When Mom is sick

Last week two of my three children, and then my husband, came down with a quick-attack stomach bug so virulent it kept taking after there was nothing left to give, if you catch my drift.

This added moderate amounts of laundry to my already moderately frantic attempts to pack us all for a looming four-day ski vacation. (Have I mentioned that I don’t like to ski? Really really don’t like to ski? Yes. Yes, I have.)

My husband watched me from the couch as I zoomed to and fro, tracking down three sorts of chargers and three sets of homework. “Why don’t you ever get sick?” he asked, completely flummoxed.

“Moms don’t get sick,” I explained over my shoulder, digging in the closet for mittens that matched. “Cause we can’t.”

A chill came over me at that moment. An immediate sense that I had tempted the gods. I imagined myself feeling a sudden rumbling in my intestines the next day, in seat 14E, just after the captain announced he would be keeping the seatbelt sign on a while longer.

And so I made a deal. “Just let me get there,” I prayed silently. “Once we’re there, it doesn’t matter.”

Thirty-six hours later, I woke up in my hotel room at 2 a.m. in a cold sweat.  Then slept for three minutes. Then woke up with a stabbing stomach pain. Then came the reckoning, me feeling my way repeatedly to the bathroom for the next few pre-dawn hours in that pitch-black only true hotel curtains can provide. I couldn’t turn on the lights, or I’d wake everyone else– although honestly it was amazing they managed to sleep through it all, since I can’t say that I was quiet.

But they did. And when my husband and children awoke to the ting-tong of an iPhone alarm, there I was:

retouched Charley in bed

Any child of the 70s worth her salt will recognize this drawing as actually being of Cousin Charley, the very naughty boy in Little House in the Big Woods who got stung by a hundred yellow jackets and then got all wrapped up in mud and muslin and then Laura and Mary and the cousins stood there all day watching him get what was coming to him for being such a boldie. Since Garth Williams died in 1996, he could not be in my hotel room to capture me lying there, but this was basically it.

My children stared down at me. Not frightened, not sympathetic. Just fascinated.

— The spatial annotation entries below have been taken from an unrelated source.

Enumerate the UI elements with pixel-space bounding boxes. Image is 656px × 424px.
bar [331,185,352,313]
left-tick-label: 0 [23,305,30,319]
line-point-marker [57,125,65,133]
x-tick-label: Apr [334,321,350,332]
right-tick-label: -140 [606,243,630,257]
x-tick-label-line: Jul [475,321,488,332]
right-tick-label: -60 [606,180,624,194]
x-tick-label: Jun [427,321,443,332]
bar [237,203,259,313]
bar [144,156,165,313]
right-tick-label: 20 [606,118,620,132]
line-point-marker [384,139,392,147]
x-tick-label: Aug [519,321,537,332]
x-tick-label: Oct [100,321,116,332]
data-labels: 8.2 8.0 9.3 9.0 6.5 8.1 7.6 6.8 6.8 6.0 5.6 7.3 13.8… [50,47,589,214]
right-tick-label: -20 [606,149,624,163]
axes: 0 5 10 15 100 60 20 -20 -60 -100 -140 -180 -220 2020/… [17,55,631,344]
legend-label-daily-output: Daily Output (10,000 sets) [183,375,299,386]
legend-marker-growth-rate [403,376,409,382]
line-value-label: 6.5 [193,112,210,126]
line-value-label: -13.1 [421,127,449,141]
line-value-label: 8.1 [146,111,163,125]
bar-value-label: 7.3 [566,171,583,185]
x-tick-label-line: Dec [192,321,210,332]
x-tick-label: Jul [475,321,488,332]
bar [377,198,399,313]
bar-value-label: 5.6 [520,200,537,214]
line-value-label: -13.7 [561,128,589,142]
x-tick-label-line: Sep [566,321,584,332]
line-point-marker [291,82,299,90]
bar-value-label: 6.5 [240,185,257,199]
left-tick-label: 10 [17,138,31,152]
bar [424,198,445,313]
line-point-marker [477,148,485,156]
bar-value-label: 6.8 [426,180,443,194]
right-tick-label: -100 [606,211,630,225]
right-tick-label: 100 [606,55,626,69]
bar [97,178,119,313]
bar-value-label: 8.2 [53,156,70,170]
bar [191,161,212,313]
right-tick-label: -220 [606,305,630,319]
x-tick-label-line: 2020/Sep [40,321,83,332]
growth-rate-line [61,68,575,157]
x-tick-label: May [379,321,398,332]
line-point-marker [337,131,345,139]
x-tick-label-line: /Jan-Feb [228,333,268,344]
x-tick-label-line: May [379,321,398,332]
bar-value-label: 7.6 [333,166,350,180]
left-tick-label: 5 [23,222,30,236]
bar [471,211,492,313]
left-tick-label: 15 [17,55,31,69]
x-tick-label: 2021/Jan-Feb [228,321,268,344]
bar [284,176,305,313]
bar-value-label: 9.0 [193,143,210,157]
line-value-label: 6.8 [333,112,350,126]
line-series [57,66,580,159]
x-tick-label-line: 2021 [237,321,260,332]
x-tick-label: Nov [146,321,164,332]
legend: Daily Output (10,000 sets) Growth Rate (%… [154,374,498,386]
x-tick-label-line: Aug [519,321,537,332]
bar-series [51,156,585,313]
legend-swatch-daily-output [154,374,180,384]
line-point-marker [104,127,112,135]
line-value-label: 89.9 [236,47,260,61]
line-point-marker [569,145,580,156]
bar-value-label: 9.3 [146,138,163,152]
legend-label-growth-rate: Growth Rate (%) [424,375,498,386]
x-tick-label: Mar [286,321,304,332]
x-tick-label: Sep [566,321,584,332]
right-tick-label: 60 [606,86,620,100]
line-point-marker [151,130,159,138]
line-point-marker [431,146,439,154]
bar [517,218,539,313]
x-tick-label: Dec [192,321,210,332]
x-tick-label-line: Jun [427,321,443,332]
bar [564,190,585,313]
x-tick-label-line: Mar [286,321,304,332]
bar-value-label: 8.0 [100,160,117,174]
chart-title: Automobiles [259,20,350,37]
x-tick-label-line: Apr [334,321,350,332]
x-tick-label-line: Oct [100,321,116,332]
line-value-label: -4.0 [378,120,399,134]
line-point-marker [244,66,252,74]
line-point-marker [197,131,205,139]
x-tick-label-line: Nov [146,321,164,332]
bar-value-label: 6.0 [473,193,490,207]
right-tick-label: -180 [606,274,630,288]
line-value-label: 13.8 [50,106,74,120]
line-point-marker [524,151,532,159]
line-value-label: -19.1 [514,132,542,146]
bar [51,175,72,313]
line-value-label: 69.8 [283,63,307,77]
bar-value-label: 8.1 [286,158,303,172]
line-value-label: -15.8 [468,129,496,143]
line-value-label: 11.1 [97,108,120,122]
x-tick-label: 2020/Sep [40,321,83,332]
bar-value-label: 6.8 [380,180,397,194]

MAGGIE: Are you SICK, Mom?

ME: (muffled groan)

Long pause.

SEAMUS: Are you, like, REALLY sick, Mom? 

It did not compute.

My husband hustled them out the door to breakfast and I fell into a fever dream. Twenty minutes later, I sensed that I was being watched.

retouched Charley in bed

 

SEAMUS: We brought you breakfast, Mom.

ME: No thanks, honey.

SEAMUS: We brought you some pumpernickel bread.

MOM: Please. Don’t even mention–

MAGGIE: And cream cheese.

SEAMUS: The pumpernickel bread was Dad’s idea.

ME: STOP TALKING ABOUT FOOD. 

The children stare.

Fin

My husband eventually got them out the door to ski, although I think the lot of them would have been happy to stand there all day.

Is there anything more fascinating than the sight of a sick mom?